From: Linhaifeng <haifeng.lin@huawei.com>
To: "Michael S. Tsirkin" <mst@redhat.com>
Cc: "dpd >> dev@dpdk.org" <dev@dpdk.org>, liuyongan@huawei.com
Subject: Re: [dpdk-dev] vhost: virtio-net rx-ring stop work after work many hours, bug?
Date: Tue, 3 Feb 2015 20:38:19 +0800 [thread overview]
Message-ID: <54D0C13B.5090302@huawei.com> (raw)
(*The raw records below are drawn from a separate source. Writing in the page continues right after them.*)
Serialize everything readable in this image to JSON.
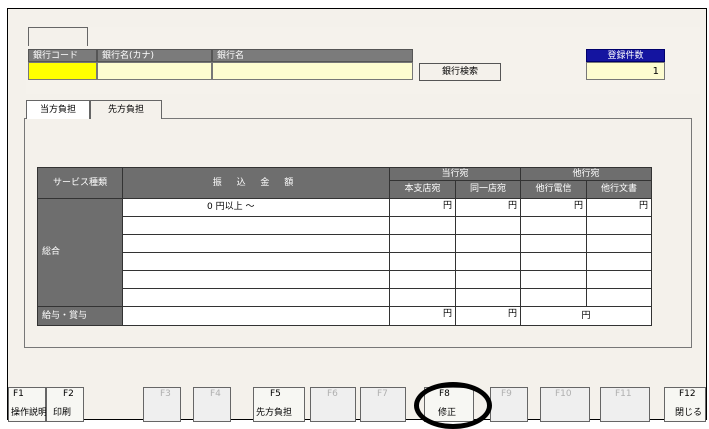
{
  "search": {
    "bank_code_header": "銀行コード",
    "bank_name_kana_header": "銀行名(カナ)",
    "bank_name_header": "銀行名",
    "bank_code_value": "",
    "bank_name_kana_value": "",
    "bank_name_value": "",
    "search_button": "銀行検索",
    "registered_count_label": "登録件数",
    "registered_count_value": "1"
  },
  "tabs": [
    {
      "label": "当方負担",
      "active": true
    },
    {
      "label": "先方負担",
      "active": false
    }
  ],
  "table": {
    "service_type_header": "サービス種類",
    "amount_header": "振 込 金 額",
    "own_bank_header": "当行宛",
    "other_bank_header": "他行宛",
    "sub_headers": [
      "本支店宛",
      "同一店宛",
      "他行電信",
      "他行文書"
    ],
    "general_label": "総合",
    "salary_label": "給与・賞与",
    "first_row_amount": "0 円以上 〜",
    "yen": "円"
  },
  "function_keys": [
    {
      "key": "F1",
      "label": "操作説明",
      "enabled": true
    },
    {
      "key": "F2",
      "label": "印刷",
      "enabled": true
    },
    {
      "key": "F3",
      "label": "",
      "enabled": false
    },
    {
      "key": "F4",
      "label": "",
      "enabled": false
    },
    {
      "key": "F5",
      "label": "先方負担",
      "enabled": true
    },
    {
      "key": "F6",
      "label": "",
      "enabled": false
    },
    {
      "key": "F7",
      "label": "",
      "enabled": false
    },
    {
      "key": "F8",
      "label": "修正",
      "enabled": true
    },
    {
      "key": "F9",
      "label": "",
      "enabled": false
    },
    {
      "key": "F10",
      "label": "",
      "enabled": false
    },
    {
      "key": "F11",
      "label": "",
      "enabled": false
    },
    {
      "key": "F12",
      "label": "閉じる",
      "enabled": true
    }
  ],
  "colors": {
    "field_bg": "#fdfcd0",
    "highlight_field": "#ffff00",
    "header_gray": "#7b7b7b",
    "count_label_blue": "#1414a0"
  }
}
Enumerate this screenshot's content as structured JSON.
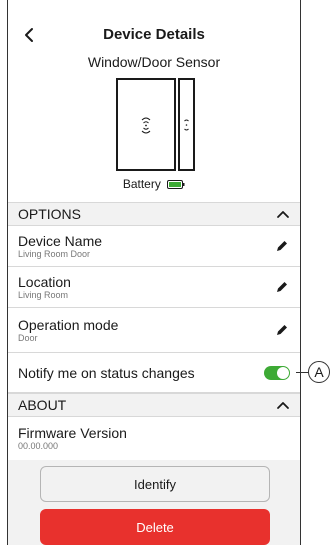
{
  "header": {
    "title": "Device Details",
    "subtitle": "Window/Door Sensor"
  },
  "device": {
    "battery_label": "Battery"
  },
  "options": {
    "section_label": "OPTIONS",
    "device_name": {
      "label": "Device Name",
      "value": "Living Room Door"
    },
    "location": {
      "label": "Location",
      "value": "Living Room"
    },
    "operation_mode": {
      "label": "Operation mode",
      "value": "Door"
    },
    "notify": {
      "label": "Notify me on status changes",
      "enabled": true
    }
  },
  "about": {
    "section_label": "ABOUT",
    "firmware": {
      "label": "Firmware Version",
      "value": "00.00.000"
    }
  },
  "actions": {
    "identify_label": "Identify",
    "delete_label": "Delete"
  },
  "callout": {
    "label": "A"
  },
  "colors": {
    "toggle_on": "#3daa35",
    "delete": "#e8312d",
    "battery": "#3daa35"
  }
}
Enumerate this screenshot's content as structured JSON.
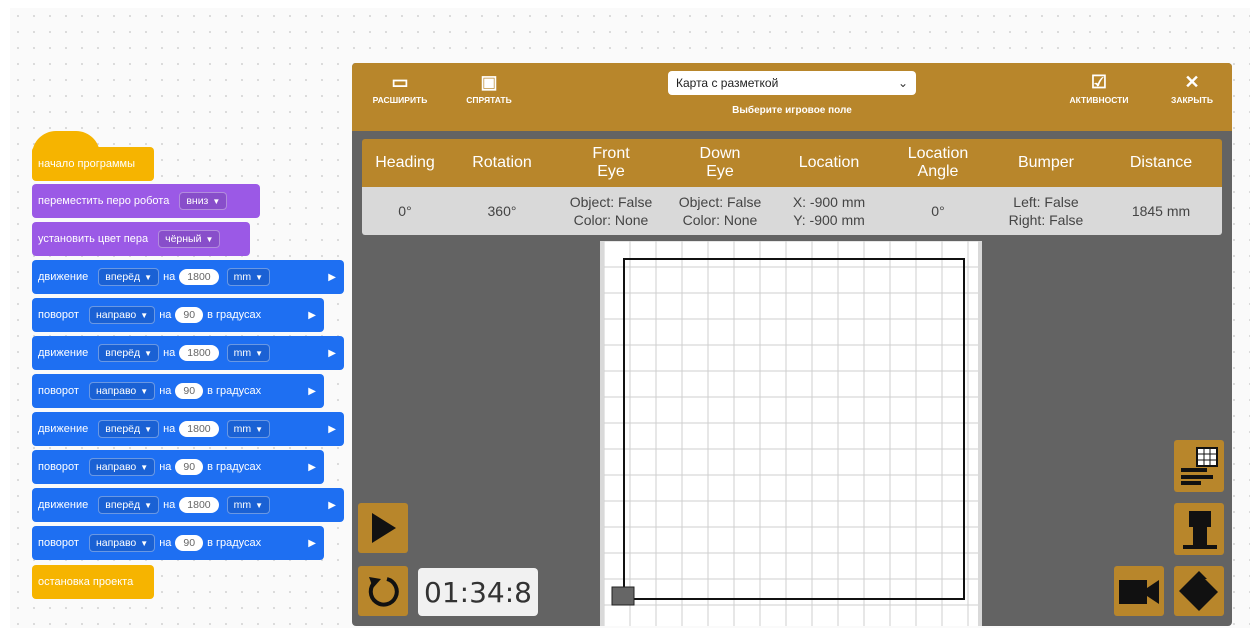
{
  "blocks": {
    "start": "начало программы",
    "pen": {
      "text": "переместить перо робота",
      "value": "вниз"
    },
    "color": {
      "text": "установить цвет пера",
      "value": "чёрный"
    },
    "move": {
      "text": "движение",
      "dir": "вперёд",
      "na": "на",
      "value": "1800",
      "unit": "mm"
    },
    "turn": {
      "text": "поворот",
      "dir": "направо",
      "na": "на",
      "value": "90",
      "suffix": "в градусах"
    },
    "stop": "остановка проекта"
  },
  "toolbar": {
    "expand": "РАСШИРИТЬ",
    "hide": "СПРЯТАТЬ",
    "field_value": "Карта с разметкой",
    "field_hint": "Выберите игровое поле",
    "activities": "АКТИВНОСТИ",
    "close": "ЗАКРЫТЬ"
  },
  "sensors": {
    "headers": [
      "Heading",
      "Rotation",
      "Front\nEye",
      "Down\nEye",
      "Location",
      "Location\nAngle",
      "Bumper",
      "Distance"
    ],
    "values": [
      "0°",
      "360°",
      "Object: False\nColor: None",
      "Object: False\nColor: None",
      "X: -900 mm\nY: -900 mm",
      "0°",
      "Left: False\nRight: False",
      "1845 mm"
    ]
  },
  "timer": "01:34:8",
  "colors": {
    "panel": "#636363",
    "accent": "#b8862b",
    "event": "#f6b400",
    "pen": "#9b59e6",
    "motion": "#1e6ff2"
  },
  "icons": [
    "expand-icon",
    "hide-icon",
    "chevron-down-icon",
    "activities-icon",
    "close-icon",
    "play-icon",
    "reset-icon",
    "table-icon",
    "robot-icon",
    "camera-icon",
    "move-icon"
  ]
}
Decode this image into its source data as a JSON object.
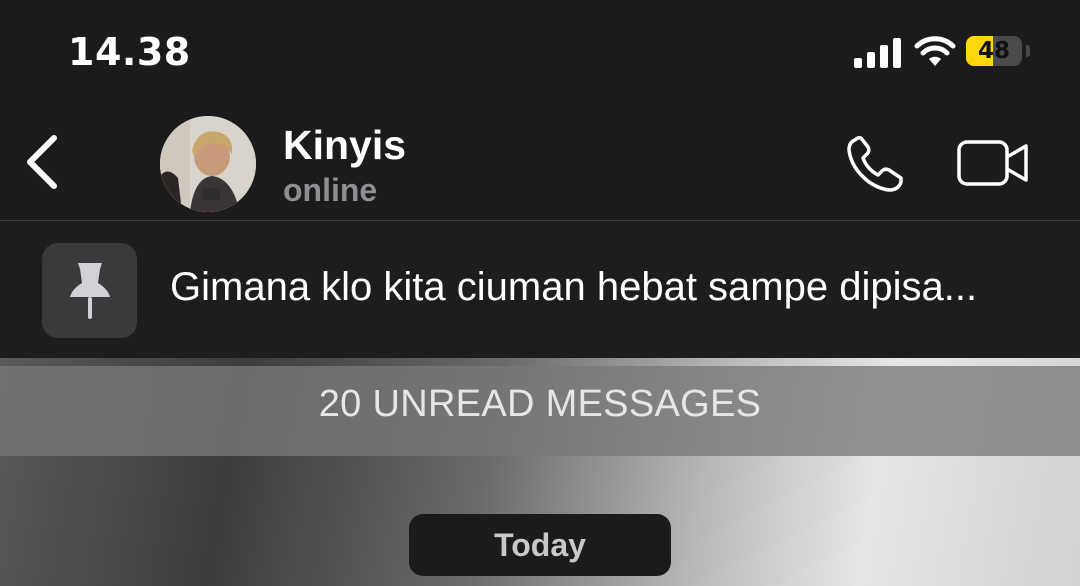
{
  "status_bar": {
    "time": "14.38",
    "battery_level": "48",
    "battery_color": "#ffd60a",
    "icons": [
      "signal-icon",
      "wifi-icon",
      "battery-icon"
    ]
  },
  "header": {
    "back_icon": "chevron-left-icon",
    "contact_name": "Kinyis",
    "contact_status": "online",
    "call_icon": "phone-icon",
    "video_icon": "video-camera-icon"
  },
  "pinned": {
    "icon": "pin-icon",
    "message": "Gimana klo kita ciuman hebat sampe dipisa..."
  },
  "chat": {
    "unread_label": "20 UNREAD MESSAGES",
    "date_label": "Today"
  }
}
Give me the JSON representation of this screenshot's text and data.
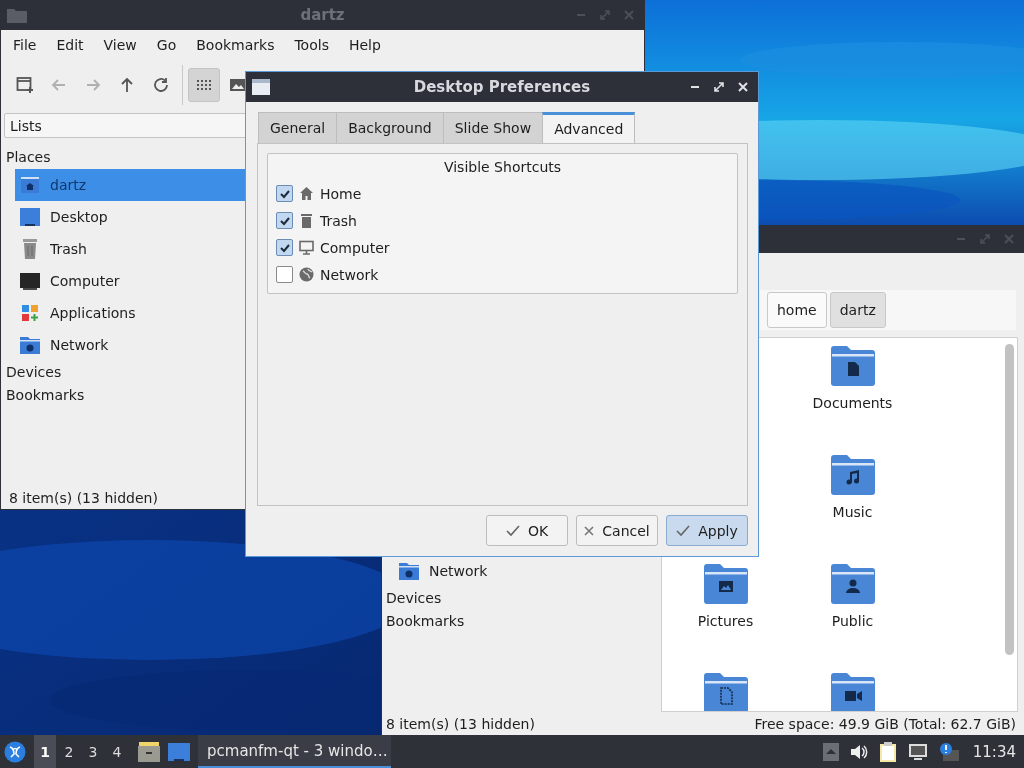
{
  "file_manager_1": {
    "title": "dartz",
    "menu": [
      "File",
      "Edit",
      "View",
      "Go",
      "Bookmarks",
      "Tools",
      "Help"
    ],
    "toolbar": [
      {
        "kind": "new-window",
        "disabled": false,
        "selected": false
      },
      {
        "kind": "back",
        "disabled": true,
        "selected": false
      },
      {
        "kind": "forward",
        "disabled": true,
        "selected": false
      },
      {
        "kind": "up",
        "disabled": false,
        "selected": false
      },
      {
        "kind": "reload",
        "disabled": false,
        "selected": false
      },
      {
        "kind": "icon-view",
        "disabled": false,
        "selected": true
      },
      {
        "kind": "thumbnail-view",
        "disabled": false,
        "selected": false
      }
    ],
    "side_pane": {
      "dropdown": "Lists",
      "places_label": "Places",
      "places": [
        {
          "label": "dartz",
          "kind": "home",
          "selected": true
        },
        {
          "label": "Desktop",
          "kind": "desktop",
          "selected": false
        },
        {
          "label": "Trash",
          "kind": "trash",
          "selected": false
        },
        {
          "label": "Computer",
          "kind": "computer",
          "selected": false
        },
        {
          "label": "Applications",
          "kind": "applications",
          "selected": false
        },
        {
          "label": "Network",
          "kind": "network",
          "selected": false
        }
      ],
      "sections": [
        "Devices",
        "Bookmarks"
      ]
    },
    "status": "8 item(s) (13 hidden)"
  },
  "file_manager_2": {
    "path_bar": [
      {
        "label": "home",
        "selected": false
      },
      {
        "label": "dartz",
        "selected": true
      }
    ],
    "side_pane": {
      "places": [
        {
          "label": "Network",
          "kind": "network",
          "selected": false
        }
      ],
      "sections": [
        "Devices",
        "Bookmarks"
      ]
    },
    "files": [
      {
        "label": "Documents",
        "kind": "documents"
      },
      {
        "label": "Music",
        "kind": "music"
      },
      {
        "label": "Pictures",
        "kind": "pictures"
      },
      {
        "label": "Public",
        "kind": "public"
      },
      {
        "kind": "templates"
      },
      {
        "kind": "videos"
      }
    ],
    "status": "8 item(s) (13 hidden)",
    "free_space": "Free space: 49.9 GiB (Total: 62.7 GiB)"
  },
  "dialog": {
    "title": "Desktop Preferences",
    "tabs": [
      {
        "label": "General",
        "selected": false
      },
      {
        "label": "Background",
        "selected": false
      },
      {
        "label": "Slide Show",
        "selected": false
      },
      {
        "label": "Advanced",
        "selected": true
      }
    ],
    "group_title": "Visible Shortcuts",
    "shortcuts": [
      {
        "label": "Home",
        "kind": "home",
        "checked": true
      },
      {
        "label": "Trash",
        "kind": "trash",
        "checked": true
      },
      {
        "label": "Computer",
        "kind": "computer",
        "checked": true
      },
      {
        "label": "Network",
        "kind": "network",
        "checked": false
      }
    ],
    "buttons": [
      {
        "label": "OK",
        "kind": "ok",
        "default": false
      },
      {
        "label": "Cancel",
        "kind": "cancel",
        "default": false
      },
      {
        "label": "Apply",
        "kind": "ok",
        "default": true
      }
    ]
  },
  "taskbar": {
    "workspaces": [
      {
        "label": "1",
        "selected": true
      },
      {
        "label": "2",
        "selected": false
      },
      {
        "label": "3",
        "selected": false
      },
      {
        "label": "4",
        "selected": false
      }
    ],
    "launchers": [
      {
        "kind": "file-manager"
      },
      {
        "kind": "desktop"
      }
    ],
    "tasks": [
      {
        "label": "pcmanfm-qt - 3 windo…",
        "selected": true
      }
    ],
    "tray": [
      {
        "kind": "expand"
      },
      {
        "kind": "volume"
      },
      {
        "kind": "clipboard"
      },
      {
        "kind": "network"
      },
      {
        "kind": "notification"
      }
    ],
    "clock": "11:34"
  }
}
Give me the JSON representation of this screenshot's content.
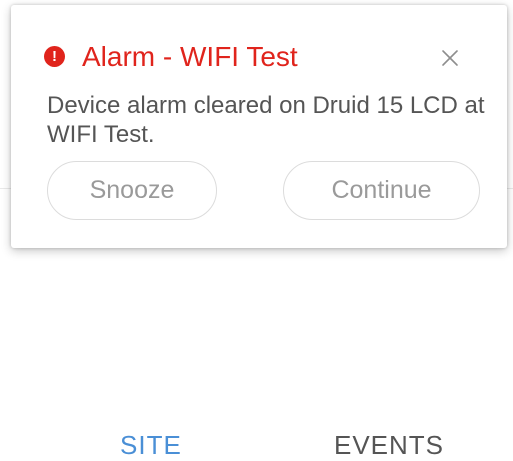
{
  "dialog": {
    "title": "Alarm - WIFI Test",
    "alert_icon_glyph": "!",
    "message": "Device alarm cleared on Druid 15 LCD at WIFI Test.",
    "snooze_label": "Snooze",
    "continue_label": "Continue",
    "close_icon": "close-icon",
    "alert_icon": "alert-circle-icon"
  },
  "background_tabs": {
    "site_label": "SITE",
    "events_label": "EVENTS"
  },
  "colors": {
    "title": "#e0241c",
    "alert_icon": "#e0241c",
    "button_text": "#9a9a9a",
    "site_tab": "#4a8fd6"
  }
}
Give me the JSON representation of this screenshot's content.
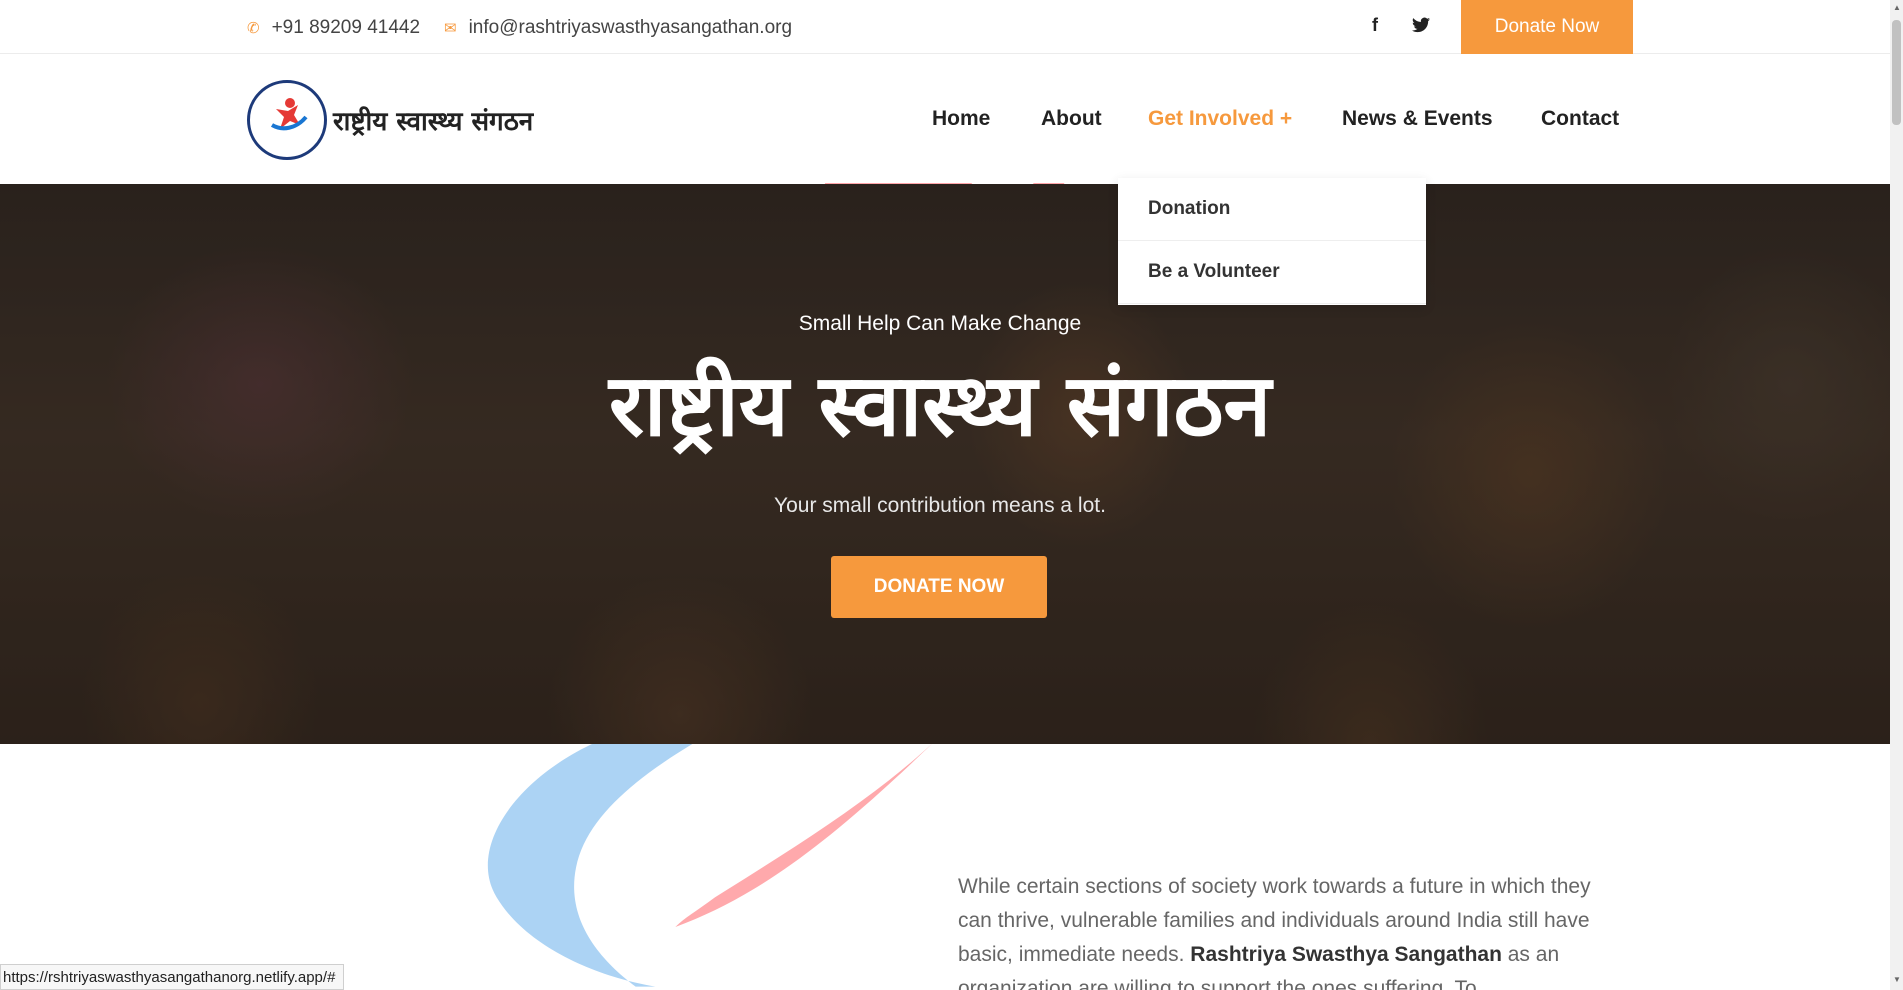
{
  "topbar": {
    "phone": "+91 89209 41442",
    "phone_icon": "phone-icon",
    "email": "info@rashtriyaswasthyasangathan.org",
    "email_icon": "mail-icon",
    "social": [
      {
        "name": "facebook-icon",
        "glyph": "f"
      },
      {
        "name": "twitter-icon",
        "glyph": "🐦"
      }
    ],
    "donate_label": "Donate Now"
  },
  "header": {
    "logo_text": "राष्ट्रीय स्वास्थ्य संगठन",
    "nav": [
      {
        "label": "Home",
        "active": false
      },
      {
        "label": "About",
        "active": false
      },
      {
        "label": "Get Involved +",
        "active": true
      },
      {
        "label": "News & Events",
        "active": false
      },
      {
        "label": "Contact",
        "active": false
      }
    ]
  },
  "dropdown": {
    "items": [
      "Donation",
      "Be a Volunteer"
    ]
  },
  "hero": {
    "subtitle": "Small Help Can Make Change",
    "title": "राष्ट्रीय स्वास्थ्य संगठन",
    "tagline": "Your small contribution means a lot.",
    "button": "DONATE NOW"
  },
  "about": {
    "text_start": "While certain sections of society work towards a future in which they can thrive, vulnerable families and individuals around India still have basic, immediate needs.",
    "org_name": "Rashtriya Swasthya Sangathan",
    "text_end": "as an organization are willing to support the ones suffering. To"
  },
  "status_url": "https://rshtriyaswasthyasangathanorg.netlify.app/#",
  "colors": {
    "accent": "#f6993d",
    "ribbon_pink": "#ff9a9e",
    "ribbon_blue": "#9ecbf2"
  }
}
In-Reply-To: <20150127093715.GB23066@redhat.com>
On 2015/1/27 17:37, Michael S. Tsirkin wrote:
> On Tue, Jan 27, 2015 at 03:57:13PM +0800, Linhaifeng wrote:
>> Hi,all
>>
>> I use vhost-user to send data to VM at first it cant work well but after many hours VM can not receive data but can send data.
>>
>> (gdb)p avail_idx
>> $4 = 2668
>> (gdb)p free_entries
>> $5 = 0
>> (gdb)l
>> /* check that we have enough buffers */
>> if (unlikely(count > free_entries))
>> count = free_entries;
>>
>> if (count == 0){
>> int b=0;
>> if(b) { // when set b=1 to notify guest rx_ring will restart to work
>> if (!(vq->avail->flags & VRING_AVAIL_F_NO_INTERRUPT)) {
>>
>> eventfd_write(vq->callfd, 1);
>> }
>> }
>> return 0;
>> }
>>
>> some info i print in guest:
>>
>> net eth3:vi->num=199
>> net eth3:rvq info: num_free=57, used->idx=2668, avail->idx=2668
>> net eth3:svq info: num_free=254, used->idx=1644, avail->idx=1644
>>
>> net eth3:vi->num=199
>> net eth3:rvq info: num_free=57, used->idx=2668, avail->idx=2668
>> net eth3:svq info: num_free=254, used->idx=1645, avail->idx=1645
>>
>> net eth3:vi->num=199
>> net eth3:rvq info: num_free=57, used->idx=2668, avail->idx=2668
>> net eth3:svq info: num_free=254, used->idx=1646, avail->idx=1646
>>
>> # free
>> total used free shared buffers cached
>> Mem: 3924100 337252 3586848 0 95984 138060
>> -/+ buffers/cache: 103208 3820892
>> Swap: 970748 0 970748
>>
>> I have two questions:
>> 1.Should we need to notify guest when there is no buffer in vq->avail?
>
> No unless NOTIFY_ON_EMPTY is set (most guests don't set it).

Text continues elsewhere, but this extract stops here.